In this study by Clay, Bard, Bloomsmith, Maple, and Marr (2015) investigated the extent of long-term consequences or early attachment groups in chimpanzees, and if they were any similar to humans, then they expected to see poorer results in chimpanzees with disorganized attachments (DA) than those with secure attachments (OA). Their sample consisted of 20 chimpanzees (between the ages of 17-25 years of age), 10 (3 females, 7 males) of which were classified as disorganized attachment and 10 (6 females, 4 males) which were classified as organized attachment (Clay et al. 2015).
They conducted behavioral observations in 1-hr time blocks between the hours of 8 a. m. and 3 p. m. and totaled 6-10 hours per chimpanzee. They observed for seven categories of events; abnormal behavior, stress-related behavior, affiliative behavior, aggressive behavior, submissive behavior, sexual behavior, and environmental events (loud noise, approach od human within 5 feet, display of loud vocal chimpanzee) (Clay et al. , 2015).
Their results yielded that disorganized attachment in the infancy of the chimpanzees had a stronger and negative impact on the long-term development in humans, monkeys, and chimpanzees.

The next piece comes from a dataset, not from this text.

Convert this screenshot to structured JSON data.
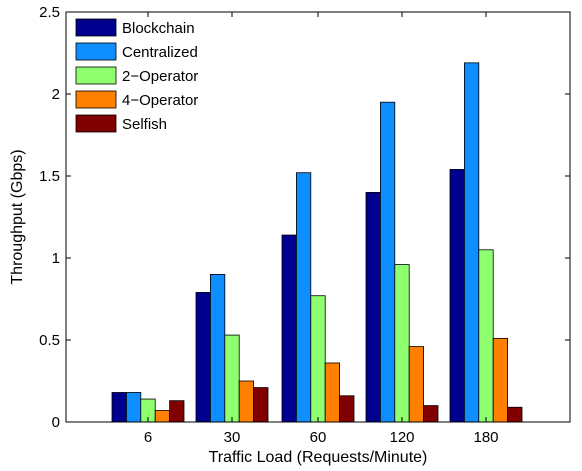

In their study they found that adult chimpanzees with DA in infancy had significantly increased stereotypic rocking, more health problems, and only average well being compared to those with OA attachments (Clay et al. , 2015). The results supported the idea that attachment is an important growing feature when it comes to developing primates (Clay et al. , 2015).
Overall they stated that it would be easy to differentiate behavior and health in primates, as well as humans, between those with disorganized attachment vs. organized attachment. The next articles addresses the mothers emotional and cognitive responses to infant distress. The study conducted by Leerkes and Crockenberg (2006) examined all the variables that determine whether the mother would be able to respond to her child’s signals of distress and need, taking into account the mothers history of emotional attachment as well as their coping skills along with the infants temperament.
Their sample consisted of 67 first time mothers, who were on average 31 years old, had 15 years of education and had been married or living with a partner for 5 years (Leerkes & Crockenberg, 2006). Thirty-eight of the toddlers in the study were male. The mothers were first contacted at childbirth education classes and then completed a demographic questionnaire through the phone as well as their childhood history, coping strategies and their partner relationship by mail during months 7 to 8 prepartum (Leerkes & Crockenberg, 2006).